L’utilizzo di steroidi nasali
Nelle cefalalgie con queste caratteristiche che possono manifestarsi anche in situazioni meno critiche di variazione pressorie, come a bordo di treni ad alta velocità, la soluzione non è certamente scegliere la bicicletta come mezzo di trasporto.
Alla valutazione otorinolaringoiatrica piò seguire una TC del massiccio facciale senza mezzo di contrasto, che consente di valutare l’architettura anatomica delle vie di drenaggio dei seni paranasali. Nel caso si evidenzi una complicazione anatomica di queste vie di drenaggio la soluzione può essere diversificata in relazione al disagio manifestato dal soggetto.
Una soluzione medica deve sempre essere proposta e sperimentata prima di suggerire e passare all’eventuale alternativa chirurgica. Infatti, l’utilizzo di steroidi nasali, efficaci nel decongestionare la mucosa naso-sinusale e favorire la clearance mucociliare, può essere il semplice e solo correttivo nel modulare correttamente il funzionamento dell’apparato di ventilazione rinosinusale.
L’intervento chirurgico: quando è necessario?

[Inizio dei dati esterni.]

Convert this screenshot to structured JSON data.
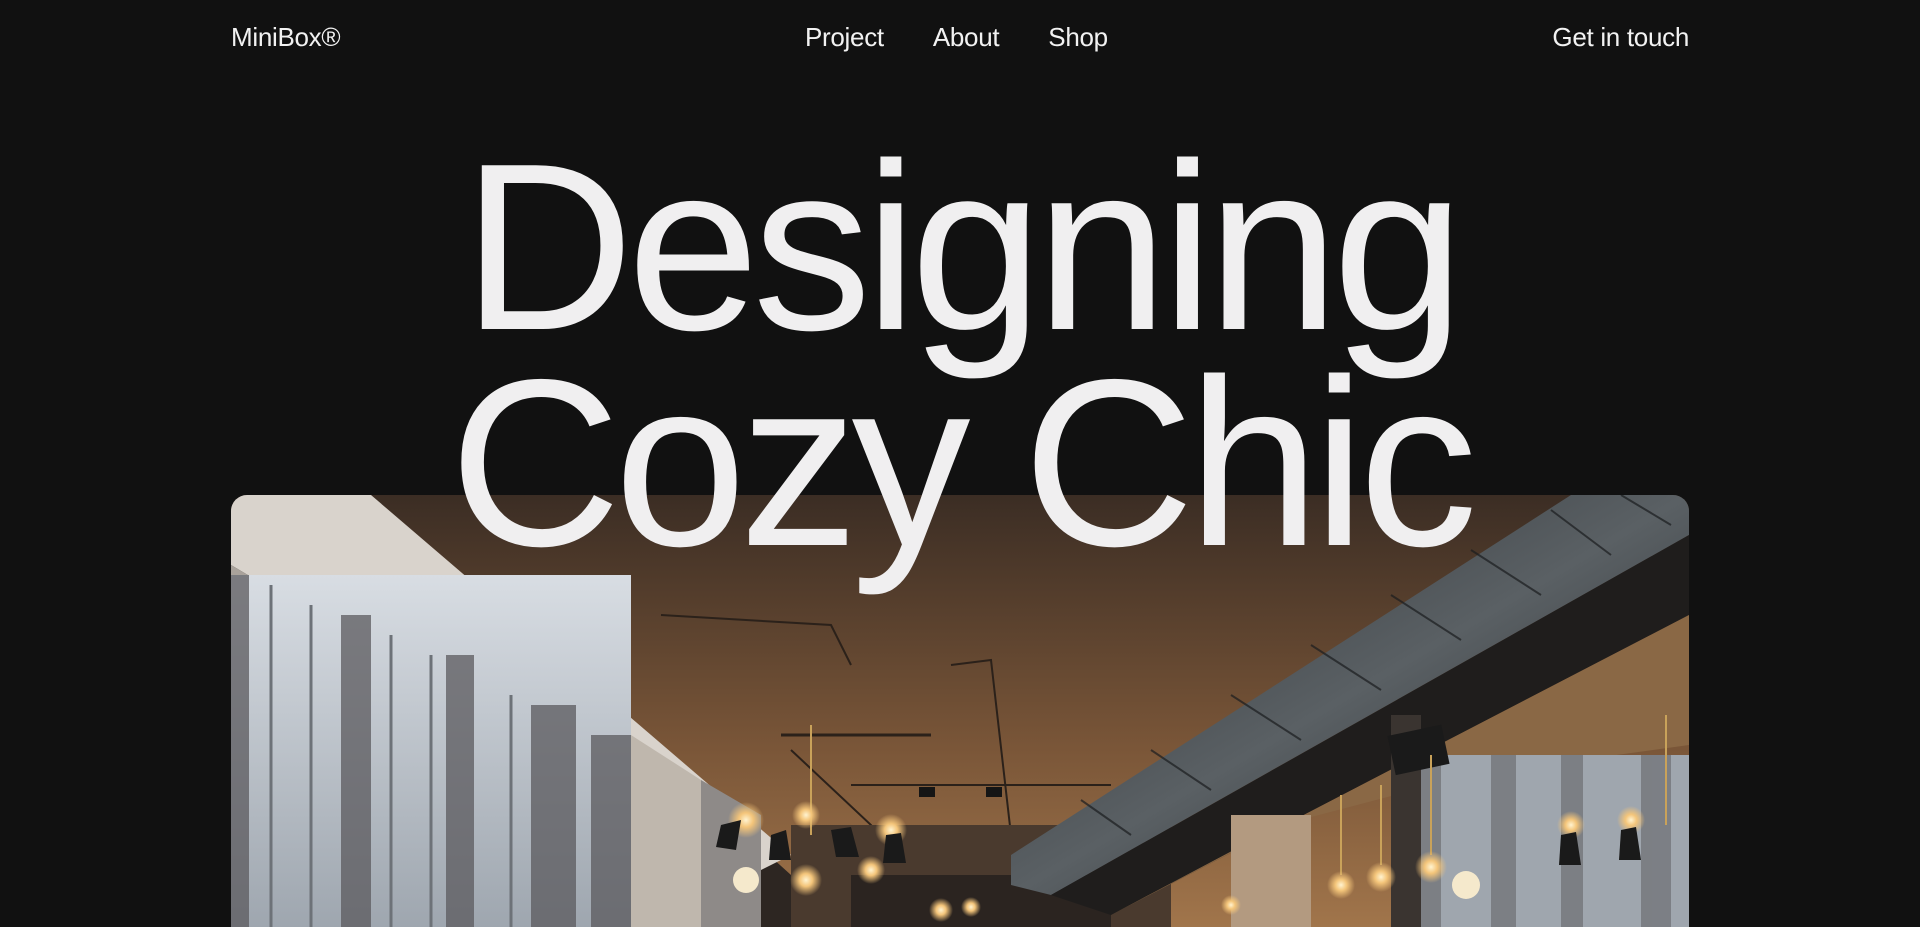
{
  "nav": {
    "brand": "MiniBox®",
    "links": [
      {
        "label": "Project"
      },
      {
        "label": "About"
      },
      {
        "label": "Shop"
      }
    ],
    "cta": "Get in touch"
  },
  "hero": {
    "title_line1": "Designing",
    "title_line2": "Cozy Chic"
  },
  "colors": {
    "background": "#111111",
    "text": "#f2f2f2"
  }
}
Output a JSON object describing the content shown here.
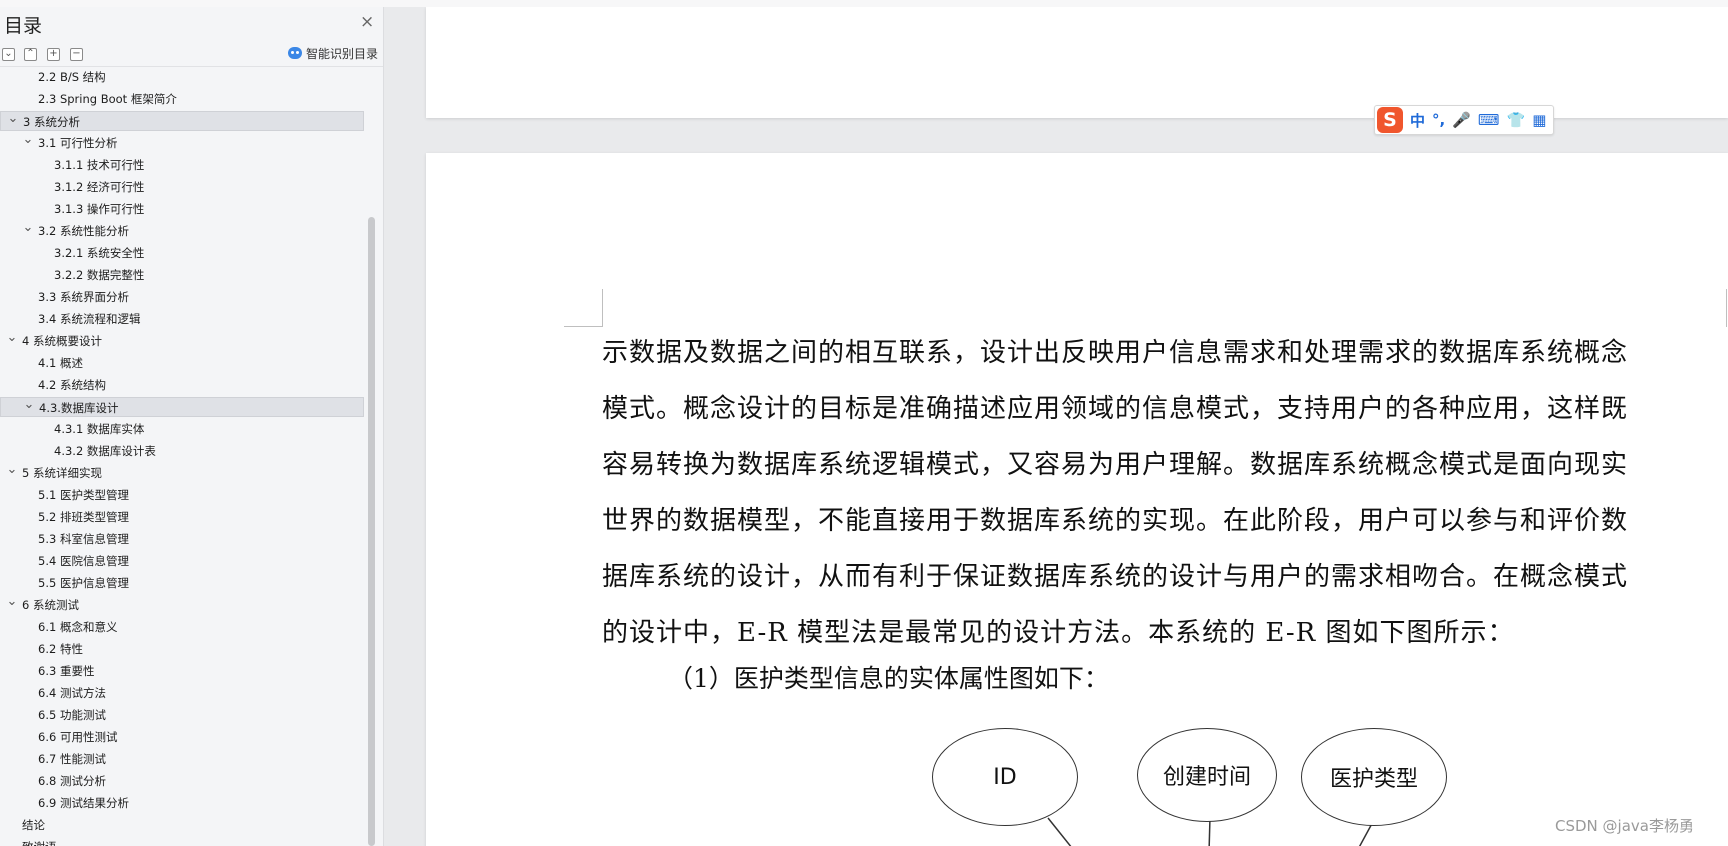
{
  "sidebar": {
    "title": "目录",
    "close_glyph": "×",
    "toolbar": {
      "collapse_all_glyph": "⌄",
      "expand_up_glyph": "⌃",
      "add_glyph": "+",
      "remove_glyph": "−",
      "ai_label": "智能识别目录"
    },
    "toc": [
      {
        "label": "2.2 B/S 结构"
      },
      {
        "label": "2.3 Spring Boot 框架简介"
      },
      {
        "label": "3 系统分析",
        "chev": "v",
        "selected": true
      },
      {
        "label": "3.1 可行性分析",
        "chev": "v"
      },
      {
        "label": "3.1.1 技术可行性"
      },
      {
        "label": "3.1.2 经济可行性"
      },
      {
        "label": "3.1.3 操作可行性"
      },
      {
        "label": "3.2 系统性能分析",
        "chev": "v"
      },
      {
        "label": "3.2.1  系统安全性"
      },
      {
        "label": "3.2.2  数据完整性"
      },
      {
        "label": "3.3 系统界面分析"
      },
      {
        "label": "3.4 系统流程和逻辑"
      },
      {
        "label": "4 系统概要设计",
        "chev": "v"
      },
      {
        "label": "4.1 概述"
      },
      {
        "label": "4.2 系统结构"
      },
      {
        "label": "4.3.数据库设计",
        "chev": "v",
        "selected": true
      },
      {
        "label": "4.3.1 数据库实体"
      },
      {
        "label": "4.3.2 数据库设计表"
      },
      {
        "label": "5 系统详细实现",
        "chev": "v"
      },
      {
        "label": "5.1  医护类型管理"
      },
      {
        "label": "5.2  排班类型管理"
      },
      {
        "label": "5.3  科室信息管理"
      },
      {
        "label": "5.4  医院信息管理"
      },
      {
        "label": "5.5  医护信息管理"
      },
      {
        "label": "6 系统测试",
        "chev": "v"
      },
      {
        "label": "6.1 概念和意义"
      },
      {
        "label": "6.2 特性"
      },
      {
        "label": "6.3 重要性"
      },
      {
        "label": "6.4 测试方法"
      },
      {
        "label": "6.5  功能测试"
      },
      {
        "label": "6.6 可用性测试"
      },
      {
        "label": "6.7 性能测试"
      },
      {
        "label": "6.8 测试分析"
      },
      {
        "label": "6.9 测试结果分析"
      },
      {
        "label": "结论"
      },
      {
        "label": "致谢语"
      }
    ]
  },
  "ime": {
    "logo": "S",
    "items": [
      "中",
      "°,",
      "🎤",
      "⌨",
      "👕",
      "▦"
    ]
  },
  "document": {
    "paragraph_lines": [
      "示数据及数据之间的相互联系，设计出反映用户信息需求和处理需求的数据库系统概念",
      "模式。概念设计的目标是准确描述应用领域的信息模式，支持用户的各种应用，这样既",
      "容易转换为数据库系统逻辑模式，又容易为用户理解。数据库系统概念模式是面向现实",
      "世界的数据模型，不能直接用于数据库系统的实现。在此阶段，用户可以参与和评价数",
      "据库系统的设计，从而有利于保证数据库系统的设计与用户的需求相吻合。在概念模式",
      "的设计中，E-R 模型法是最常见的设计方法。本系统的 E-R 图如下图所示："
    ],
    "subheading": "（1）医护类型信息的实体属性图如下：",
    "er_attributes": [
      "ID",
      "创建时间",
      "医护类型"
    ]
  },
  "watermark": "CSDN @java李杨勇"
}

In caso di mancato o scarso beneficio nell’utilizzo degli steroidi nasali, oppure in caso di scarsa compliance da parte del paziente all’utilizzo prolungato e giornaliero di presidi medici, la soluzione chirurgica è vincente. Anzi, si dovrebbe per correttezza precisare, che, benché la chirurgia in questa situazione clinica sia da considerare una “soluzione del benessere”, ovvero finalizzata a migliorare la qualità di vita di un soggetto in alcune condizioni critiche, rappresenti nella realtà dei fatti l’unica arma efficace e definitiva. Infatti, il soggetto (se correttamente selezionato sulla base della clinica e del riscontro radiologico) viene sottoposto a un intervento chirurgico endoscopico rinosinusale, che comporta la scomposizione e semplificazione della via di drenaggio dei seni paranasali e che, consentendone la miglior ventilazione, porta a una risoluzione persistente del disagio sintomatologico. Benché non si possa definire alcuna chirurgia atraumatica, la FESS (chirurgia endoscopica rinosinusale), in particolare quando rappresenta un atto chirurgico minimizzato ad alcuni elementi rinosinusali, non è seguita dal posizionamento di tampone nasale, è priva di dolore post-operatorio, comporta la degenza di una sola notte in ospedale e alla dimissione è possibile riprendere le vita normale, di studio, lavorativo e perché no anche sportiva, salvo alcune eccezioni.